Department of Chemistry, University of Georgia, Athens, GA 30602, USA.
Biochemistry. 2012 Aug 21;51(33):6527-33. doi: 10.1021/bi300632k. Epub 2012 Aug 10.
The effects of pH and hydrostatic pressure on the reaction of H463F tryptophan indole-lyase (TIL) have been evaluated. The mutant TIL shows very low activity for elimination of indole but is still competent to form a quinonoid intermediate from l-tryptophan [Phillips, R. S., Johnson, N., and Kamath, A. V. (2002) Biochemistry 41, 4012-4019]. Stopped-flow measurements show that the formation of the quinonoid intermediate at 505 nm is affected by pH, with a bell-shaped dependence for the forward rate constant, k(f), and dependence on a single basic group for the reverse rate constant, k(r), with the following values: pK(a1) = 8.14 ± 0.15, pK(a2) = 7.54 ± 0.15, k(f,min) = 18.1 ± 1.3 s(-1), k(f,max) = 179 ± 46.3 s(-1), k(r,min) = 11.4 ± 1.2 s(-1), and k(r,max) = 33 ± 1.6 s(-1). The pH effects may be due to ionization of Tyr74 as the base and Cys298 as the acid influencing the rate constant for deprotonation. High-pressure stopped-flow measurements were performed at pH 8, which is the optimum for the forward reaction. The rate constants show an increase with pressure up to 100 MPa and a subsequent decrease above 100 MPa. Fitting the pressure data gives the following values: k(f,0) = 15.4 ± 0.8 s(-1), ΔV(‡) = -29.4 ± 2.9 cm(3) mol(-1), and Δβ(‡) = -0.23 ± 0.03 cm(3) mol(-1) MPa(-1) for the forward reaction, and k(r,0) = 20.7 ± 0.8 s(-1), ΔV(‡) = -9.6 ± 2.3 cm(3) mol(-1), and Δβ(‡) = -0.05 ± 0.02 cm(3) mol(-1) MPa(-1) for the reverse reaction. The primary kinetic isotope effect on quinonoid intermediate formation at pH 8 is small (~2) and is not significantly pressure-dependent, suggesting that the effect of pressure on k(f) may be due to perturbation of an active site preorganization step. The negative activation volume is also consistent with preorganization of the ES complex prior to quinonoid intermediate formation, and the negative compressibility may be due to the effect of pressure on the enzyme conformation. These results support the conclusion that the preorganization of the H463F TIL Trp complex, which is probably dominated by motion of the l-Trp indole moiety of the aldimine complex, contributes to quinonoid intermediate formation.

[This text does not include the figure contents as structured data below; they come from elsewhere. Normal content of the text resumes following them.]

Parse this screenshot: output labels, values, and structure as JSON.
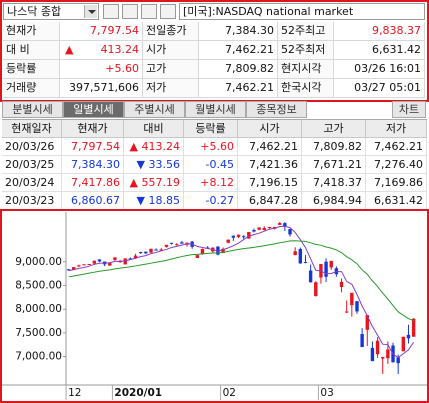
{
  "header": {
    "index_name": "나스닥 종합",
    "market": "[미국]:NASDAQ national market"
  },
  "summary": {
    "rows": [
      [
        {
          "text": "현재가"
        },
        {
          "text": "7,797.54",
          "color": "#e8141e"
        },
        {
          "text": "전일종가"
        },
        {
          "text": "7,384.30"
        },
        {
          "text": "52주최고"
        },
        {
          "text": "9,838.37",
          "color": "#e8141e"
        }
      ],
      [
        {
          "text": "대 비"
        },
        {
          "text": "▲",
          "color": "#e8141e"
        },
        {
          "text": "413.24",
          "color": "#e8141e"
        },
        {
          "text": "시가"
        },
        {
          "text": "7,462.21"
        },
        {
          "text": "52주최저"
        },
        {
          "text": "6,631.42"
        }
      ],
      [
        {
          "text": "등락률"
        },
        {
          "text": "+5.60",
          "color": "#e8141e"
        },
        {
          "text": "고가"
        },
        {
          "text": "7,809.82"
        },
        {
          "text": "현지시각"
        },
        {
          "text": "03/26 16:01"
        }
      ],
      [
        {
          "text": "거래량"
        },
        {
          "text": "397,571,606"
        },
        {
          "text": "저가"
        },
        {
          "text": "7,462.21"
        },
        {
          "text": "한국시각"
        },
        {
          "text": "03/27 05:01"
        }
      ]
    ]
  },
  "tabs": {
    "items": [
      "분별시세",
      "일별시세",
      "주별시세",
      "월별시세",
      "종목정보"
    ],
    "active": 1,
    "chart_button": "차트"
  },
  "daily_table": {
    "columns": [
      "현재일자",
      "현재가",
      "대비",
      "등락률",
      "시가",
      "고가",
      "저가"
    ],
    "rows": [
      {
        "color": "#e8141e",
        "cells": [
          "20/03/26",
          "7,797.54",
          "▲ 413.24",
          "+5.60",
          "7,462.21",
          "7,809.82",
          "7,462.21"
        ]
      },
      {
        "color": "#1537d6",
        "cells": [
          "20/03/25",
          "7,384.30",
          "▼ 33.56",
          "-0.45",
          "7,421.36",
          "7,671.21",
          "7,276.40"
        ]
      },
      {
        "color": "#e8141e",
        "cells": [
          "20/03/24",
          "7,417.86",
          "▲ 557.19",
          "+8.12",
          "7,196.15",
          "7,418.37",
          "7,169.86"
        ]
      },
      {
        "color": "#1537d6",
        "cells": [
          "20/03/23",
          "6,860.67",
          "▼ 18.85",
          "-0.27",
          "6,847.28",
          "6,984.94",
          "6,631.42"
        ]
      }
    ]
  },
  "chart_data": {
    "type": "candlestick",
    "categories": [
      "12",
      null,
      null,
      null,
      null,
      null,
      null,
      null,
      null,
      "2020/01",
      null,
      null,
      null,
      null,
      null,
      null,
      null,
      null,
      null,
      null,
      null,
      null,
      null,
      null,
      null,
      null,
      null,
      null,
      null,
      null,
      "02",
      null,
      null,
      null,
      null,
      null,
      null,
      null,
      null,
      null,
      null,
      null,
      null,
      null,
      null,
      null,
      null,
      null,
      null,
      "03",
      null,
      null,
      null,
      null,
      null,
      null,
      null,
      null,
      null,
      null,
      null,
      null,
      null,
      null,
      null,
      null,
      null,
      null
    ],
    "open": [
      8840,
      8830,
      8920,
      8940,
      8950,
      8960,
      9050,
      9004,
      8920,
      9040,
      8990,
      8945,
      9070,
      9068,
      9205,
      9212,
      9195,
      9257,
      9250,
      9316,
      9400,
      9350,
      9410,
      9360,
      9425,
      9080,
      9160,
      9300,
      9220,
      9320,
      9185,
      9400,
      9550,
      9525,
      9540,
      9490,
      9670,
      9675,
      9670,
      9720,
      9695,
      9780,
      9815,
      9690,
      9140,
      9270,
      8994,
      8815,
      8278,
      8667,
      9001,
      8881,
      8863,
      8467,
      7948,
      8085,
      8168,
      7475,
      7564,
      7183,
      7049,
      6958,
      6966,
      7232,
      6983,
      7111,
      7458,
      7419
    ],
    "high": [
      8850,
      8887,
      8940,
      8950,
      8955,
      9022,
      9052,
      9006,
      8975,
      9093,
      9039,
      9072,
      9092,
      9168,
      9211,
      9215,
      9275,
      9282,
      9290,
      9357,
      9400,
      9392,
      9440,
      9404,
      9438,
      9165,
      9280,
      9330,
      9305,
      9330,
      9300,
      9470,
      9552,
      9572,
      9560,
      9629,
      9700,
      9726,
      9750,
      9735,
      9735,
      9838,
      9838,
      9695,
      9305,
      9300,
      9144,
      8941,
      8590,
      8953,
      9071,
      9018,
      8903,
      8648,
      8183,
      8344,
      8169,
      7600,
      7875,
      7319,
      7412,
      6993,
      7320,
      7293,
      7043,
      7418,
      7671,
      7810
    ],
    "low": [
      8815,
      8825,
      8890,
      8925,
      8935,
      8958,
      8990,
      8910,
      8915,
      9010,
      8980,
      8943,
      9042,
      9060,
      9165,
      9160,
      9185,
      9240,
      9230,
      9300,
      9362,
      9340,
      9380,
      9320,
      9275,
      9080,
      9150,
      9270,
      9180,
      9135,
      9180,
      9390,
      9440,
      9500,
      9480,
      9485,
      9620,
      9665,
      9660,
      9685,
      9680,
      9775,
      9650,
      9530,
      9140,
      8957,
      8970,
      8565,
      8264,
      8538,
      8575,
      8830,
      8684,
      8355,
      7920,
      7844,
      7902,
      7201,
      7224,
      6904,
      6970,
      6633,
      6845,
      6872,
      6632,
      7111,
      7276,
      7419
    ],
    "close": [
      8827,
      8887,
      8925,
      8945,
      8952,
      9022,
      9007,
      8945,
      8973,
      9093,
      9021,
      9071,
      9069,
      9129,
      9203,
      9179,
      9274,
      9251,
      9259,
      9357,
      9389,
      9370,
      9383,
      9402,
      9315,
      9139,
      9269,
      9275,
      9298,
      9151,
      9273,
      9467,
      9508,
      9572,
      9520,
      9629,
      9638,
      9725,
      9712,
      9731,
      9732,
      9817,
      9750,
      9577,
      9221,
      8966,
      8980,
      8566,
      8567,
      8952,
      8684,
      9018,
      8738,
      8575,
      7950,
      8344,
      7952,
      7201,
      7875,
      6904,
      7335,
      6989,
      7150,
      6880,
      6861,
      7418,
      7384,
      7798
    ],
    "up_color": "#e8141e",
    "down_color": "#1537d6",
    "lines": [
      {
        "color": "#8a3cc4",
        "values": [
          8810,
          8835,
          8860,
          8880,
          8907,
          8946,
          8970,
          8974,
          8980,
          9008,
          9008,
          9021,
          9045,
          9077,
          9109,
          9130,
          9171,
          9197,
          9233,
          9260,
          9302,
          9325,
          9352,
          9380,
          9372,
          9324,
          9302,
          9280,
          9260,
          9226,
          9253,
          9293,
          9339,
          9394,
          9468,
          9539,
          9573,
          9603,
          9645,
          9687,
          9708,
          9743,
          9748,
          9721,
          9619,
          9466,
          9299,
          9062,
          8820,
          8806,
          8750,
          8753,
          8792,
          8793,
          8585,
          8525,
          8312,
          8064,
          7864,
          7635,
          7453,
          7261,
          7251,
          7052,
          6977,
          7060,
          7140,
          7302
        ]
      },
      {
        "color": "#2a9a2a",
        "values": [
          8680,
          8700,
          8720,
          8740,
          8760,
          8780,
          8800,
          8815,
          8830,
          8850,
          8865,
          8880,
          8895,
          8912,
          8932,
          8950,
          8970,
          8990,
          9008,
          9030,
          9058,
          9085,
          9110,
          9133,
          9150,
          9156,
          9166,
          9176,
          9185,
          9188,
          9199,
          9219,
          9240,
          9262,
          9278,
          9291,
          9304,
          9323,
          9339,
          9358,
          9377,
          9401,
          9418,
          9440,
          9444,
          9436,
          9430,
          9400,
          9365,
          9350,
          9311,
          9288,
          9249,
          9192,
          9107,
          9042,
          8956,
          8830,
          8738,
          8597,
          8477,
          8340,
          8212,
          8077,
          7944,
          7870,
          7800,
          7760
        ]
      }
    ],
    "ylim": [
      6400,
      10050
    ],
    "yticks": [
      {
        "value": 9000,
        "label": "9,000.00"
      },
      {
        "value": 8500,
        "label": "8,500.00"
      },
      {
        "value": 8000,
        "label": "8,000.00"
      },
      {
        "value": 7500,
        "label": "7,500.00"
      },
      {
        "value": 7000,
        "label": "7,000.00"
      }
    ]
  }
}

已评估 pH 值和静压对 H463F 色氨酸吲哚-lyase(TIL)反应的影响。该突变体 TIL 对吲哚的消除活性非常低,但仍能从 l-色氨酸形成醌型中间体[Phillips,R.S.,Johnson,N.,和 Kamath,A.V.(2002)生物化学 41,4012-4019]。停流测量显示,505nm 处醌型中间体的形成受 pH 值影响,正向速率常数 k(f)呈钟形依赖性,反向速率常数 k(r)依赖于单个碱性基团,其值如下:pK(a1)=8.14±0.15,pK(a2)=7.54±0.15,k(f,min)=18.1±1.3s(-1),k(f,max)=179±46.3s(-1),k(r,min)=11.4±1.2s(-1),k(r,max)=33±1.6s(-1)。pH 值的影响可能是由于 Tyr74 作为碱和 Cys298 作为酸的离解,影响去质子化的速率常数。在 pH 8 下进行了高压停流测量,这是正向反应的最佳 pH 值。速率常数在 100 MPa 以下随压力增加而增加,在 100 MPa 以上随压力增加而减小。拟合压力数据得到以下值:k(f,0)=15.4±0.8s(-1),ΔV(‡)=-29.4±2.9cm(3)mol(-1),Δβ(‡)=-0.23±0.03cm(3)mol(-1)MPa(-1)对于正向反应,k(r,0)=20.7±0.8s(-1),ΔV(‡)=-9.6±2.3cm(3)mol(-1),Δβ(‡)=-0.05±0.02cm(3)mol(-1)MPa(-1)对于反向反应。在 pH 8 时形成醌型中间体的初级动力学同位素效应较小(约为 2),且对压力的依赖性不明显,表明压力对 k(f)的影响可能是由于活性位点预组织步骤受到干扰。负的活化体积也与形成醌型中间体之前 ES 复合物的预组织一致,负的可压缩性可能是由于压力对酶构象的影响。这些结果支持这样的结论,即 H463F TIL Trp 复合物的预组织,可能由醛亚胺复合物中 l-Trp 吲哚部分的运动主导,有助于醌型中间体的形成。